İnsan daha bir saniye sonrasını bile bilmiyorken yarınlar çok güzel olucak diyor ya işte budur umut belkide mesela bit kelebeğin yarını olmadığını bildiği halde bugününü yaşamasıdır belkide öyle değilmi? Herşey için bir umut vardır en Umutsuz anlarda bile vardır bir umut bu bizim umudumuz biz istediğimiz sürece umut hep vardır..
(2 gün sonra )
Sonunda eşyalarımın hepsini toplayıp kendime yeni olmayan ama oturulabilicek durumda olan bir ev tutmuştum 1 odası ve 1 salonu vardı. Yavaş yavaş eşyalarımı yerleştirmeye başlamıştım gerçi aslına bakarsanız çoğu eşyamı yerleştirmiştim geriye sadece ufak tefek eşyalar kalmıştı koltuğa oturup biraz dinlenip yaklaşık 15 dakika sonra kapının zilinin çalmasıyla doğrulup kapıya doğru ilerledim gözlerim kapının yanındaki saate kaydı saat 4:26 yı gösteriyordu, kapının deliğinden bakıp kapıyı açtığımda karşımda 40 lı yaşlarında esmer uzun boylu ve sıska bir adam duruyordu
"Buyurun kime bakmıştınız"?
"Siz Gece Yalçın değil misiniz"?
"Evet Gece Yalçın benim buyurun?""
Adam elindeki çiçekleri bana doğru uzattığında şaşırmıştım.

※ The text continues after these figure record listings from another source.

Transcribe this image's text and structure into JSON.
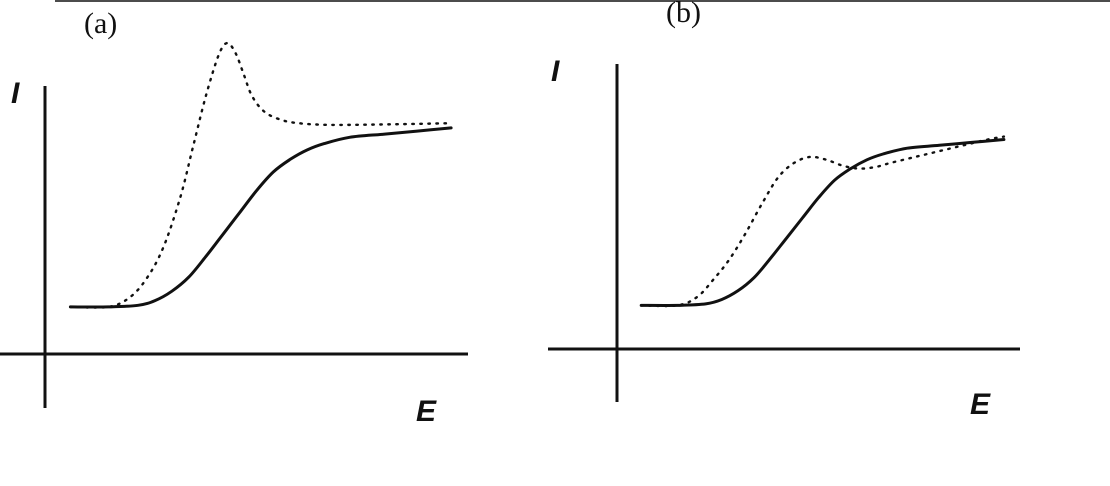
{
  "chart_data": [
    {
      "type": "line",
      "panel_label": "(a)",
      "ylabel": "I",
      "xlabel": "E",
      "grid": false,
      "axis_tick_labels": false,
      "series": [
        {
          "style": "solid",
          "x": [
            0.06,
            0.15,
            0.22,
            0.26,
            0.3,
            0.34,
            0.38,
            0.42,
            0.46,
            0.5,
            0.54,
            0.58,
            0.62,
            0.66,
            0.72,
            0.8,
            0.88,
            0.96
          ],
          "y": [
            0.15,
            0.15,
            0.155,
            0.17,
            0.2,
            0.245,
            0.31,
            0.38,
            0.45,
            0.52,
            0.58,
            0.62,
            0.65,
            0.67,
            0.69,
            0.7,
            0.71,
            0.72
          ]
        },
        {
          "style": "dotted",
          "x": [
            0.06,
            0.15,
            0.2,
            0.24,
            0.28,
            0.32,
            0.35,
            0.38,
            0.41,
            0.43,
            0.45,
            0.47,
            0.49,
            0.52,
            0.56,
            0.6,
            0.66,
            0.74,
            0.84,
            0.96
          ],
          "y": [
            0.15,
            0.15,
            0.18,
            0.24,
            0.34,
            0.5,
            0.66,
            0.82,
            0.95,
            0.99,
            0.96,
            0.89,
            0.82,
            0.77,
            0.745,
            0.735,
            0.73,
            0.73,
            0.732,
            0.735
          ]
        }
      ]
    },
    {
      "type": "line",
      "panel_label": "(b)",
      "ylabel": "I",
      "xlabel": "E",
      "grid": false,
      "axis_tick_labels": false,
      "series": [
        {
          "style": "solid",
          "x": [
            0.06,
            0.15,
            0.22,
            0.26,
            0.3,
            0.34,
            0.38,
            0.42,
            0.46,
            0.5,
            0.54,
            0.58,
            0.62,
            0.66,
            0.72,
            0.8,
            0.88,
            0.96
          ],
          "y": [
            0.15,
            0.15,
            0.155,
            0.17,
            0.2,
            0.245,
            0.31,
            0.38,
            0.45,
            0.52,
            0.58,
            0.62,
            0.65,
            0.67,
            0.69,
            0.7,
            0.71,
            0.72
          ]
        },
        {
          "style": "dotted",
          "x": [
            0.06,
            0.15,
            0.2,
            0.24,
            0.28,
            0.32,
            0.36,
            0.4,
            0.44,
            0.48,
            0.52,
            0.56,
            0.6,
            0.64,
            0.68,
            0.74,
            0.8,
            0.86,
            0.92,
            0.96
          ],
          "y": [
            0.15,
            0.15,
            0.18,
            0.24,
            0.31,
            0.4,
            0.5,
            0.59,
            0.64,
            0.66,
            0.65,
            0.63,
            0.62,
            0.625,
            0.64,
            0.66,
            0.68,
            0.7,
            0.72,
            0.73
          ]
        }
      ]
    }
  ]
}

" Bu çiçekler size gelmiş"
"Bana gelmiş olamaz, yani emin misiniz?"
"Evet , burada sizin adresiniz yazıyor "
"Pekala sizi fazla tutmayayım iyi günler"
'İyi günler"
Kapıyı kapatıp içeriye girdiğimde hâlâ şokunu etkisindeydim ama şunu itiraf etmeliyim ki çiçekler çok güzeldi gönderen kişi çok zevkli birisi olmalıydı fakat çiçeklerin üzerinde ne bir not ne de bir isim belirtisi vardı düz beyaz laler işte ama benimde en sevdiğim çiçek beyaz laleydi tesadüf olabilir miydi bu?en sevdiğim çiçeği kim nereden bile bilirdi her neyse eski okul arkadaşlarımdan birisi olabilirdi belkide süpriz yapmak istemişlerdi kokusu çıkardı ortaya er ya da geç şu güzel çiçekleri şimdilik kahverengi çiçek desenli masamın üzerine koymuştum daha sonra onlara daha iyi bir yer bulacaktım elbette ama şimdilik burada kalacaklardı koltuğa oturup telefonumu elime aldığımda whatsapp dan +1 mesajını görür görmez mesaja tıkladım mesaj da "çiçekleri beğendin mi:) ?" yazıyordu şok içinde kalakaldığımda kaskatım kesilmişti resmen kafayı mı yiyordum acaba.. bu gerçek olabilir miydi herşeyden önemlisi o kimdi?